En reformulant nos phrases, nous reprenons une part de notre pouvoir intérieur, nous démarrons une nouvelle programmation de nos pensées et de notre cerveau, notre corps…

« Je présente une maladie » ou « je ressens une émotion » reconnaît la réalité de l’expérience, mais nous rappelle que nous ne sommes pas cette expérience. Nous existons avant, pendant et après elle. Nous devenons spectateurs et acteurs à la fois, capables de la transformer ou de l’accompagner plutôt que d’être submergés.

L’effet sur nos émotions et notre corps

Cette simple nuance a un impact psychologique puissant. En se désidentifiant d’une émotion ou d’un état de santé, nous réduisons l’emprise mentale et physique qu’elle peut exercer.

Le corps se relâche, l’esprit s’apaise. La colère devient un message, une énergie à canaliser, et non un jugement sur notre être. La douleur ou la maladie devient une expérience à observer, à écouter, et non une condamnation.

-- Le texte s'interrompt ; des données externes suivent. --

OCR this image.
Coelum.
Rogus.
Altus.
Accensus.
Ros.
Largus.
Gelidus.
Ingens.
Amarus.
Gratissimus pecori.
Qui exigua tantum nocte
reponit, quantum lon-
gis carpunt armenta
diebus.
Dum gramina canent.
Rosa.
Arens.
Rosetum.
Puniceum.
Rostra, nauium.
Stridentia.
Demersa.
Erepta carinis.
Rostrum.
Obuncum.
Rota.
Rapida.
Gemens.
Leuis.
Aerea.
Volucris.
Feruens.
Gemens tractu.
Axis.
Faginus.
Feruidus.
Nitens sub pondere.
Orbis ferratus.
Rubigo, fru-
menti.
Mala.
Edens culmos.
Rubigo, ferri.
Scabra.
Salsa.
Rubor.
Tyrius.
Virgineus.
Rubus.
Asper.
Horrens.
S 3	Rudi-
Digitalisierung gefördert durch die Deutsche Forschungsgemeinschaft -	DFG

Cette pratique n’élimine pas la réalité de la maladie ou de la colère, mais elle transforme notre relation à elle. Nous cessons de lutter contre nous-mêmes et commençons à dialoguer avec ce qui est là. Et souvent, ce dialogue ouvre la voie à la compréhension, à l’acceptation et même à la guérison.

Les mots comme alliés

Changer notre langage n’est pas une magie instantanée, mais un geste quotidien. Remplacer « je suis » par « je ressens » ou « je présente » est un petit pas. Mais il permet de restaurer la liberté de notre identité, de rappeler que nous sommes bien plus que ce que nous traversons. Les mots deviennent alors des alliés pour respirer, observer et avancer avec clarté et légèreté.

En fin de compte, la prochaine fois que la colère, la peur ou la maladie se manifestent, essayez de murmurer à vous-même : « je ressens cela ». Et sentez la distance, la légèreté, et cette vérité essentielle : ce que vous traversez n’est qu’une partie de votre expérience, jamais la totalité de votre être.